Gunnar Tande, a Mercy senior vice president in charge of technology, said EPIC Insurance Brokers and Consultants provided $40,000 for the internet access project being piloted at Mercy's Decatur Place Apartments, where teacher-to-be Ruano lives. The grant from EPIC, a longtime philanthropic supporter of Mercy, allowed the nonprofit to install a dedicated internet connection serving all 106 apartments at Decatur Place with wireless access points on each floor. The system was switched on last month. EPIC also supplied 106 Chromebooks worth a total of about $27,000.

Gunnar Tande, senior vice president with Mercy Housing, stands outside of the Decatur Place Apartments in Sun Valley. Oct. 1, 2020.
Kevin J. Beaty/Denverite

Tande said it would cost $40,000 a year to provide internet to Decatur Place using hot spots. Now that the dedicated system has been installed, internet for the building will cost about $5,000 a year. EPIC is paying the internet costs for the first two years. Tande said that at $5,000 a year, Mercy should be able to absorb the costs after the first two years.

Mercy hopes to provide similar service in its 353 properties across the United States. The Decatur Place pilot will allow Mercy to work out kinks, including determining where to locate the wireless access points to best serve residents.

Early in the pandemic, Mercy conducted a nationwide needs assessment and found families struggling to keep children connected to schools and older residents losing touch with family and friends. With support from the American Association of Retired Persons Foundation, T-Mobile and the office supply company Staples, Mercy was able to provide laptops, tablets and hot spots to about 2,000 residents of its buildings across the country. The Decatur Place pilot is a step toward a longer-term solution.

"To really move toward digital inclusion is going to take a multi-pronged approach," Tande said.

Noemy Ruano sits outside of the Decatur Place Apartments, where she lives in Sun Valley, as her kids Aleah and Kimberly play around her. Oct. 1, 2020.
Kevin J. Beaty/Denverite

He said Mercy has joined with other large nonprofit affordable housing providers to lobby the U.S. Department of Housing and Urban Development to treat the internet as a basic utility, which could mean more federal dollars would be available to keep tenants connected.
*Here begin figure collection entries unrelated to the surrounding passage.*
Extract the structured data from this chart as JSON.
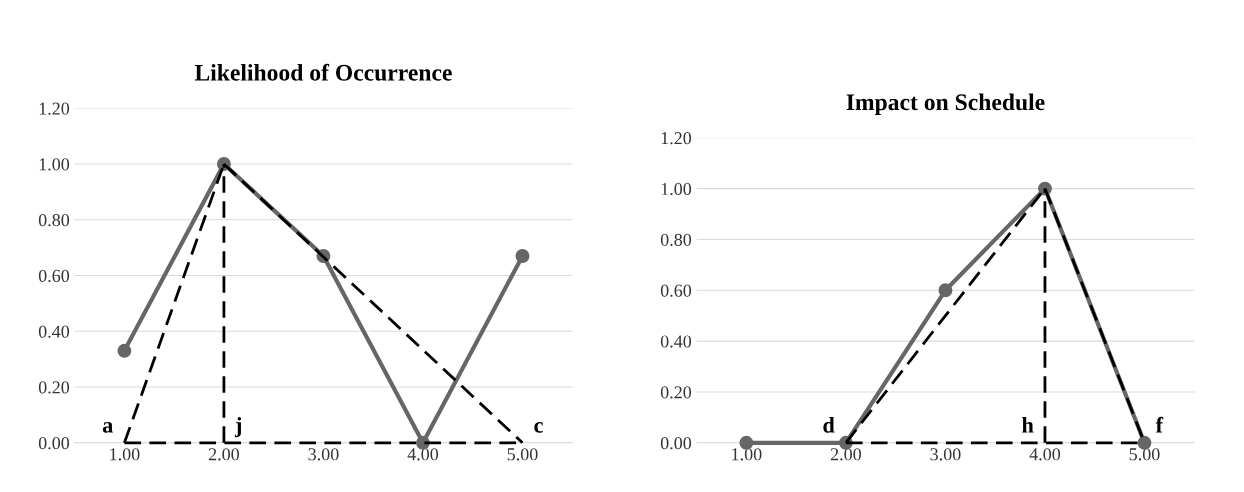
{
  "chart_data": [
    {
      "type": "line",
      "title": "Likelihood of Occurrence",
      "xlim": [
        0.5,
        5.5
      ],
      "xticks": [
        {
          "value": 1,
          "label": "1.00"
        },
        {
          "value": 2,
          "label": "2.00"
        },
        {
          "value": 3,
          "label": "3.00"
        },
        {
          "value": 4,
          "label": "4.00"
        },
        {
          "value": 5,
          "label": "5.00"
        }
      ],
      "ylim": [
        0,
        1.2
      ],
      "yticks": [
        {
          "value": 0,
          "label": "0.00"
        },
        {
          "value": 0.2,
          "label": "0.20"
        },
        {
          "value": 0.4,
          "label": "0.40"
        },
        {
          "value": 0.6,
          "label": "0.60"
        },
        {
          "value": 0.8,
          "label": "0.80"
        },
        {
          "value": 1,
          "label": "1.00"
        },
        {
          "value": 1.2,
          "label": "1.20"
        }
      ],
      "grid": "y",
      "legend": false,
      "series": [
        {
          "color": "#666666",
          "x": [
            1,
            2,
            3,
            4,
            5
          ],
          "values": [
            0.33,
            1.0,
            0.67,
            0.0,
            0.67
          ],
          "marker": "circle",
          "line_style": "solid"
        },
        {
          "color": "#000000",
          "x": [
            1,
            2
          ],
          "values": [
            0,
            1
          ],
          "marker": "none",
          "line_style": "dashed"
        },
        {
          "color": "#000000",
          "x": [
            2,
            5
          ],
          "values": [
            1,
            0
          ],
          "marker": "none",
          "line_style": "dashed"
        },
        {
          "color": "#000000",
          "x": [
            1,
            5
          ],
          "values": [
            0,
            0
          ],
          "marker": "none",
          "line_style": "dashed"
        },
        {
          "color": "#000000",
          "x": [
            2,
            2
          ],
          "values": [
            0,
            1
          ],
          "marker": "none",
          "line_style": "dashed"
        }
      ],
      "annotations": [
        {
          "text": "a",
          "x": 1,
          "y": 0
        },
        {
          "text": "j",
          "x": 2,
          "y": 0
        },
        {
          "text": "c",
          "x": 5,
          "y": 0
        }
      ]
    },
    {
      "type": "line",
      "title": "Impact on Schedule",
      "xlim": [
        0.5,
        5.5
      ],
      "xticks": [
        {
          "value": 1,
          "label": "1.00"
        },
        {
          "value": 2,
          "label": "2.00"
        },
        {
          "value": 3,
          "label": "3.00"
        },
        {
          "value": 4,
          "label": "4.00"
        },
        {
          "value": 5,
          "label": "5.00"
        }
      ],
      "ylim": [
        0,
        1.2
      ],
      "yticks": [
        {
          "value": 0,
          "label": "0.00"
        },
        {
          "value": 0.2,
          "label": "0.20"
        },
        {
          "value": 0.4,
          "label": "0.40"
        },
        {
          "value": 0.6,
          "label": "0.60"
        },
        {
          "value": 0.8,
          "label": "0.80"
        },
        {
          "value": 1,
          "label": "1.00"
        },
        {
          "value": 1.2,
          "label": "1.20"
        }
      ],
      "grid": "y",
      "legend": false,
      "series": [
        {
          "color": "#666666",
          "x": [
            1,
            2,
            3,
            4,
            5
          ],
          "values": [
            0,
            0,
            0.6,
            1.0,
            0
          ],
          "marker": "circle",
          "line_style": "solid"
        },
        {
          "color": "#000000",
          "x": [
            2,
            4
          ],
          "values": [
            0,
            1
          ],
          "marker": "none",
          "line_style": "dashed"
        },
        {
          "color": "#000000",
          "x": [
            4,
            5
          ],
          "values": [
            1,
            0
          ],
          "marker": "none",
          "line_style": "dashed"
        },
        {
          "color": "#000000",
          "x": [
            2,
            5
          ],
          "values": [
            0,
            0
          ],
          "marker": "none",
          "line_style": "dashed"
        },
        {
          "color": "#000000",
          "x": [
            4,
            4
          ],
          "values": [
            0,
            1
          ],
          "marker": "none",
          "line_style": "dashed"
        }
      ],
      "annotations": [
        {
          "text": "d",
          "x": 2,
          "y": 0
        },
        {
          "text": "h",
          "x": 4,
          "y": 0
        },
        {
          "text": "f",
          "x": 5,
          "y": 0
        }
      ]
    }
  ]
}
Nonprofits such as Mercy and Rocky Mountain Communities provide not only housing, but support for people who have experienced homelessness, have little education and who are unemployed or unstably employed. Keeping low-income families housed can mean offering job training or English classes, programs that were in-person before the pandemic.

"With the Chromebooks, we are able to offer the classes virtually," said Brianna Francis, a case manager at Decatur Place.

Ruano said she is working toward one day buying her own home. She said, "I tell myself once I leave here ... I'm going to be thankful for being here and for their supporting me."